The key idea of NetHint is that the provider provides a hint — an indirect indication of the underlying network characteristics (e.g., a virtual link-layer topology for a tenant’s VMs, number of co-located tenants, network bandwidth utilization) to a cloud tenant.

The provider provides a NetHint service, which periodically (100 ms by default) collects the hint information to capture changes of the underlying network characteristics. A tenant application can query the NetHint service to get the hint information, and then adapt its transfer schedules based on this provided hint.

NetHint describes a virtual link-layer topology that connects a tenant’s VMs. In addition, NetHint provides to the tenant recent utilization summaries and counts of co-locating tenant connections on shared network links in the virtual topology.

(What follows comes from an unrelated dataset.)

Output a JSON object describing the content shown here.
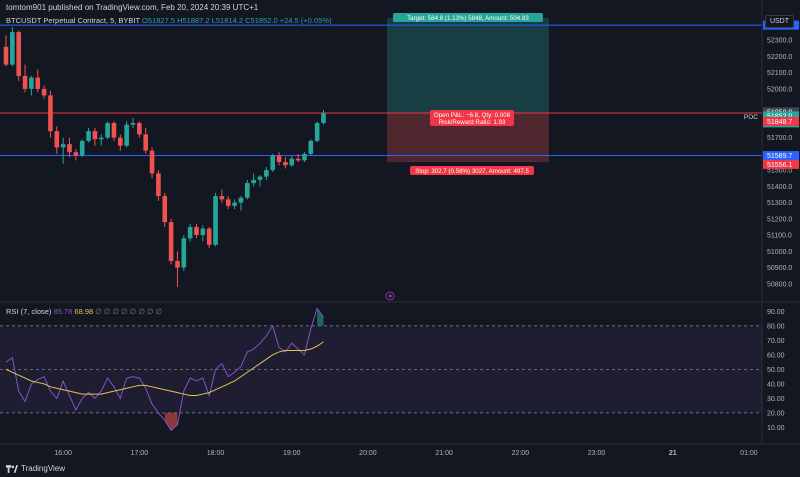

The network traffic can be measured in the physical switches using network telemetry. However, this depends on specific programmable switch features. One alternative is each machine monitors local flows and transmits statistics to one dedicated machine, which runs a NetHint server process to aggregate the rack-level information. These NetHint servers use all-to-all communication to exchange information.

The tenants can make use of the NetHint information via simple scheduling algorithms.


  • Sec. 4 illustrate the realization of NetHint.
  • Sec. 5 illustrates how to adapt to NetHint’s hints.

Evaluation results show that NetHint improves the average performance of allreduce completion time, broadcast completion time, and MapReduce shuffles completion time by 2.7×, 1.5×, and 1.2×, respectively.